Mendonça: decisão monocrática não deveria existir em mundo ideal
O ministro André Mendonça, do STF, disse que em um mundo ideal não haveria decisões monocráticas. Mas o volume de processos torna o instrumento necessário. Entenda a posição dele.
Mendonça: Num mundo ideal não deveria existir decisão monocrática no Tribunal
O ministro André Mendonça, do Supremo Tribunal Federal (STF), afirmou nesta quarta-feira, 5, que, em um cenário ideal, não deveriam existir decisões monocráticas na Corte. Segundo ele, porém, o elevado volume de processos torna esse instrumento necessário para o funcionamento do tribunal.
O que Mendonça disse sobre decisões monocráticas
"Num mundo ideal não deveria haver decisões monocráticas, mas nós não vivemos num mundo ideal", afirmou durante evento do setor de infraestrutura. A fala resume a posição do ministro: a prática existe, mas não é o ideal.
Mendonça explicou que, como relator, profere entre 170 e 220 decisões por semana, além de participar dos julgamentos colegiados. Na avaliação do ministro, sem as decisões individuais o STF não conseguiria dar vazão ao volume de processos que chegam à Corte.
Essa declaração ocorre em um contexto em que a Corte analisa se certa proibição contraria o princípio da livre iniciativa e as liberdades fundamentais previstas na Constituição Federal de 1988.
Por que o volume de processos justifica as decisões individuais
O número de processos que chegam ao STF é alto. Para dar conta, os relatores precisam decidir sozinhos em muitos casos. Mendonça citou sua própria rotina: entre 170 e 220 decisões por semana, um volume que torna inviável levar tudo ao plenário imediatamente.
Sem essas decisões individuais, o tribunal não conseguiria processar tudo. É uma questão prática, não ideológica. O ministro reconhece o problema, mas aponta a necessidade como justificativa.
A defesa do colegiado e da previsibilidade
Apesar de reconhecer a necessidade, Mendonça defendeu que as decisões monocráticas sejam submetidas ao colegiado no menor prazo possível. Ele também disse que os ministros devem observar a jurisprudência consolidada do tribunal ao proferi-las.
O objetivo, segundo ele, é reduzir a possibilidade de divergências e aumentar a previsibilidade das decisões judiciais. Isso importa para a sociedade e, principalmente, para os agentes econômicos, que precisam de segurança para planejar.
A relação com a uniformização da jurisprudência
O ministro também avaliou que a discussão sobre decisões monocráticas está relacionada à necessidade de aperfeiçoar os mecanismos de uniformização da jurisprudência do STF. Para ele, a previsibilidade das decisões é um elemento fundamental para garantir segurança jurídica à sociedade e aos agentes econômicos.
Na prática, isso significa que o tribunal deveria buscar mais coerência entre as decisões. Quando um relator decide sozinho, há mais espaço para divergências. Quando o colegiado uniformiza o entendimento, o resultado fica mais previsível.
O que esperar daqui para frente
A discussão sobre decisões monocráticas não é nova, mas ganha contornos práticos com a fala de Mendonça.
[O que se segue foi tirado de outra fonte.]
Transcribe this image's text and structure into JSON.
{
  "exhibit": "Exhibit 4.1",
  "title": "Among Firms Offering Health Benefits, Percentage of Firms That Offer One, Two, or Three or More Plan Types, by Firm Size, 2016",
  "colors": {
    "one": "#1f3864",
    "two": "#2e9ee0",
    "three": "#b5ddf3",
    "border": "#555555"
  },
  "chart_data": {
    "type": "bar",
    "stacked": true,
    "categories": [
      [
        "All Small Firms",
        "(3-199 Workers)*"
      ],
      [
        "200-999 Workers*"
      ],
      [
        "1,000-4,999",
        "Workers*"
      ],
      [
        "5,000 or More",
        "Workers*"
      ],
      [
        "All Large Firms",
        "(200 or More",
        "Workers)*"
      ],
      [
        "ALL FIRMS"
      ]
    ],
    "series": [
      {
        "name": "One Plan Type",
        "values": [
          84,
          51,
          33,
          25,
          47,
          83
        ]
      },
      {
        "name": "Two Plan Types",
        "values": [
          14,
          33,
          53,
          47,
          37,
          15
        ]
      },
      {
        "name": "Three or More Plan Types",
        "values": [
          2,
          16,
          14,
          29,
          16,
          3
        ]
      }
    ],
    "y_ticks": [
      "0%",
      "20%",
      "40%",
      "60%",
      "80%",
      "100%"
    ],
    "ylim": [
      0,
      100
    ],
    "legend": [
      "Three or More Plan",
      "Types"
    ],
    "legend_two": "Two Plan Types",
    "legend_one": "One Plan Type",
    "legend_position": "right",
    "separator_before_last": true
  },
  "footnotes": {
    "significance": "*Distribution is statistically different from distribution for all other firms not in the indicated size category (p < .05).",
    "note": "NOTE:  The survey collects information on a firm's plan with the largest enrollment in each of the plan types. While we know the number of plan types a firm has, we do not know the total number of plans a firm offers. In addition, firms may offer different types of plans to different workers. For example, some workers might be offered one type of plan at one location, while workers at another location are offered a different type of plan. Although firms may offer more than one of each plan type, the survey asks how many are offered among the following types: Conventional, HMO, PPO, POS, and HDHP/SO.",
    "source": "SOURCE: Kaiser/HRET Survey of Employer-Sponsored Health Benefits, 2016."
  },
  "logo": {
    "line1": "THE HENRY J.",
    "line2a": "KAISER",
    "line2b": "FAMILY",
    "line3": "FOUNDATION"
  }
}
O ministro não defende o fim imediato do instrumento, mas sim um uso mais criterioso, com submissão rápida ao colegiado e respeito à jurisprudência.
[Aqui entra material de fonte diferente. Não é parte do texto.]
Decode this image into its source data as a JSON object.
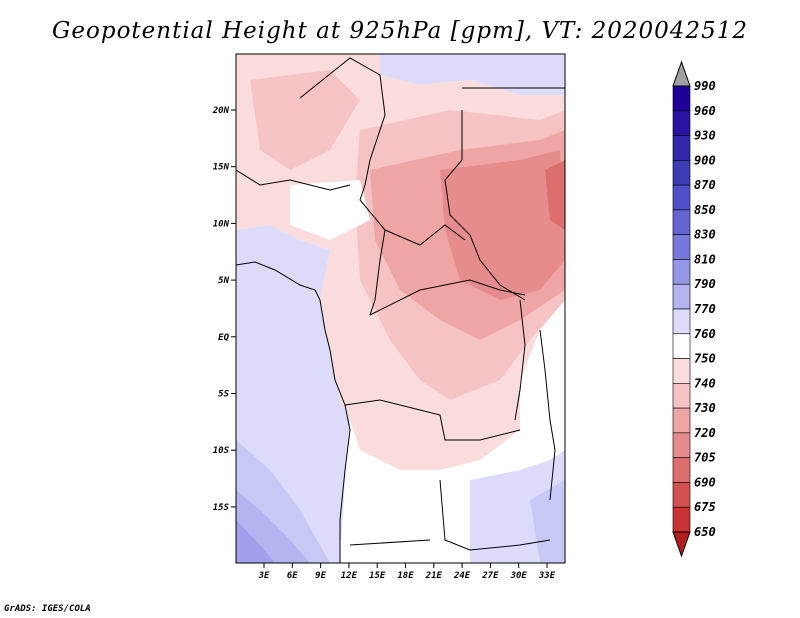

Para quem acompanha o STF, o recado é claro: as decisões individuais continuarão existindo, mas com a expectativa de que sejam cada vez mais alinhadas ao que o plenário já decidiu. Isso pode reduzir surpresas e aumentar a confiança no sistema judiciário.
Se você se interessa por temas de direito e finanças, vale acompanhar os próximos desdobramentos. A forma como o STF lida com esse tema afeta a segurança jurídica do país como um todo.
Perguntas Frequentes
O que são decisões monocráticas?
São decisões tomadas por um único ministro, sem a participação do colegiado completo. No STF, elas são comuns em pedidos de liminar e em casos de jurisprudência consolidada.
Por que Mendonça defende que elas existam?
Por causa do volume de processos. Ele mesmo profere entre 170 e 220 decisões por semana como relator. Sem elas, o tribunal não daria conta do trabalho.
Qual é o ideal na visão do ministro?
Num mundo ideal, não haveria decisões monocráticas. Mas, como não vivemos nesse mundo, ele defende que elas sejam submetidas ao colegiado rapidamente e sigam a jurisprudência consolidada.
O que é segurança jurídica?
É a previsibilidade das decisões judiciais. Quando as regras são claras e estáveis, as pessoas e empresas conseguem planejar com mais confiança.
Isso afeta a economia?
Sim. Agentes econômicos dependem de previsibilidade para investir. Decisões divergentes geram insegurança e podem afastar investimentos.